Più avanti, nel suo Ateismo cristiano, Žižek rasenta l’apocalittica e spera in un azzeramento del neocapitalismo, ma non come nel finale della serie tv Il trono di spade in cui la malvagia tiranna Daenerys viene sconfitta in nome del ristabilimento dell’antico potere: occorre una radicalizzazione della lotta per l’avvento di una forma di comunismo basata sulla giustizia. Per sconfiggere il nemico rappresentato dal tecnofeudalesimo o cloudcapitalismo, monopolizzato dai nuovi signori digitali – Gates, Bezos, Musk -, occorre un evento catastrofico grazie a «un nuovo agente
collettivo emancipatore il cui nome è Spirito Santo». Più che in questa fase immaginifica, dove l’analisi di Žižek si dimostra più azzeccata è nella critica alle «nuvole digitali divine» che fanno di tutti noi «incoscienti servi della gleba».
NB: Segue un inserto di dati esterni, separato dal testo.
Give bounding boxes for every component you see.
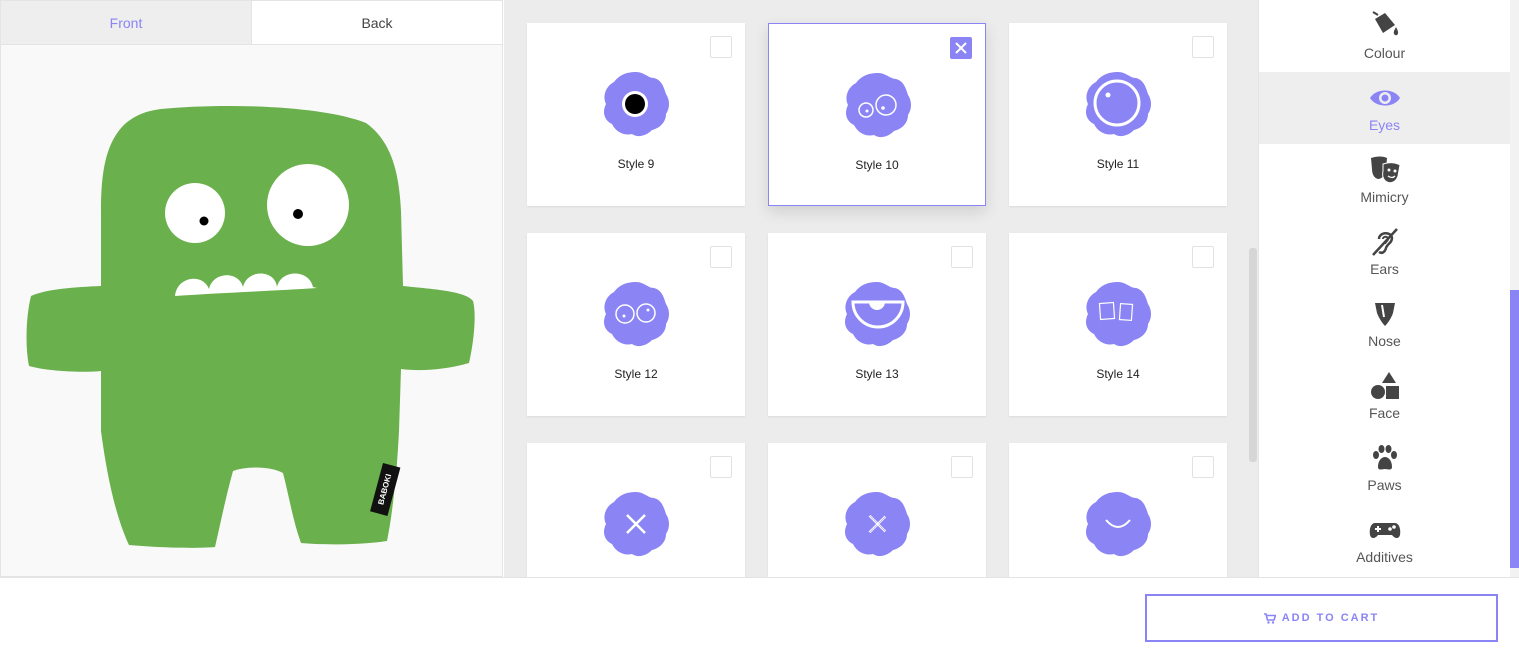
sidebar-item-label: Additives: [1356, 549, 1413, 565]
view-tabs: Front Back: [1, 1, 502, 45]
footer-bar: ADD TO CART: [0, 577, 1519, 658]
monster-body: [26, 105, 475, 548]
style-card-17[interactable]: [1009, 443, 1227, 577]
style-label: Style 14: [1096, 367, 1140, 381]
cart-icon: [1263, 612, 1276, 624]
monster-preview: BABOKI: [26, 105, 475, 548]
sidebar-item-label: Mimicry: [1360, 189, 1409, 205]
pupil-eye-icon: [604, 72, 669, 137]
style-checkbox[interactable]: [1192, 456, 1214, 478]
right-eye: [267, 164, 349, 246]
paint-bucket-icon: [1371, 11, 1398, 36]
style-checkbox[interactable]: [710, 246, 732, 268]
sidebar-item-label: Ears: [1370, 261, 1399, 277]
style-card-14[interactable]: Style 14: [1009, 233, 1227, 416]
style-grid: Style 9 Style 10 Style 11 Style 12 Style…: [527, 23, 1227, 577]
style-label: Style 12: [614, 367, 658, 381]
sidebar-item-label: Eyes: [1368, 117, 1401, 133]
shapes-icon: [1370, 372, 1399, 399]
style-label: Style 11: [1096, 157, 1140, 171]
sidebar-item-colour[interactable]: Colour: [1259, 0, 1510, 72]
style-grid-area: Style 9 Style 10 Style 11 Style 12 Style…: [504, 0, 1258, 577]
half-moon-eye-icon: [845, 282, 910, 347]
style-checkbox[interactable]: [1192, 246, 1214, 268]
sidebar-scroll-thumb[interactable]: [1510, 290, 1519, 568]
style-card-11[interactable]: Style 11: [1009, 23, 1227, 206]
style-checkbox[interactable]: [951, 456, 973, 478]
right-pupil: [293, 209, 303, 219]
add-to-cart-label: ADD TO CART: [1281, 612, 1380, 624]
sidebar-item-label: Paws: [1367, 477, 1402, 493]
add-to-cart-button[interactable]: ADD TO CART: [1145, 594, 1498, 642]
left-pupil: [199, 216, 209, 226]
style-card-9[interactable]: Style 9: [527, 23, 745, 206]
theater-masks-icon: [1370, 156, 1401, 184]
style-checkbox[interactable]: [1192, 36, 1214, 58]
configurator-app: Front Back BABOKI Style 9 Style 10 Style…: [0, 0, 1519, 658]
big-ring-eye-icon: [1086, 72, 1151, 137]
style-card-12[interactable]: Style 12: [527, 233, 745, 416]
nose-icon: [1374, 303, 1395, 326]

Da Amazon a Google a Facebook, non ci rendiamo conto del nuovo sfruttamento feudale che anzi viviamo come nostro libero esercizio. Una forma di potere che si allea con la politica e che si esprime nell’asse Trump-Putin. Il filosofo si rivela spesso sorprendente, come quando critica ferocemente la cancel culture, una dinamica che accomuna la destra populista e la sinistra woke che, «nonostante i forti contrasti ideologici, procedono di frequente allo stesso modo». Žižek porta a prova di questa tesi numerosi esempi, fra cui l’incredibile cedimento dei cosiddetti progressisti verso l’islam radicale e la loro indifferenza alle proteste delle donne e degli uomini iraniani contro un regime dispotico come nessun altro al mondo, a parte quello afgano: «L’ultima cosa di cui l’Iran ha bisogno è di una dose del politicamente corretto d’Occidente!». Ricorda con amarezza la posizione corriva di Foucault alla rivoluzione del 1978 che portò al potere Khomeini tutta basata sul senso di colpa occidentale per aver appoggiato il regime dello Scià. «Oggi troviamo proprio questa logica tra chi a sinistra mostra comprensione per Putin». Contrario alla tesi di Adorno secondo cui dopo Auschwitz non è più possibile la poesia, il pensatore tesse infine l’elogio del dubbio, facendo proprio il paradosso di Alioscia nei Fratelli Karamazov: « Dio esiste ma non sono certo di credere in lui», assumendo egli stesso non tanto la fede in Dio ma gli ideali che Dio rappresenta esplicitati nei Vangeli e nelle lettere di Paolo. «Il cristiano – osserva – è genuinamente indifferente alle famigerate prove dell’esistenza di Dio»: per lui, in nome di Cristo, è l’impegno a favore dell’altro a essere segno di umanità contro ogni sopraffazione dei poteri economici, politici e mediatici.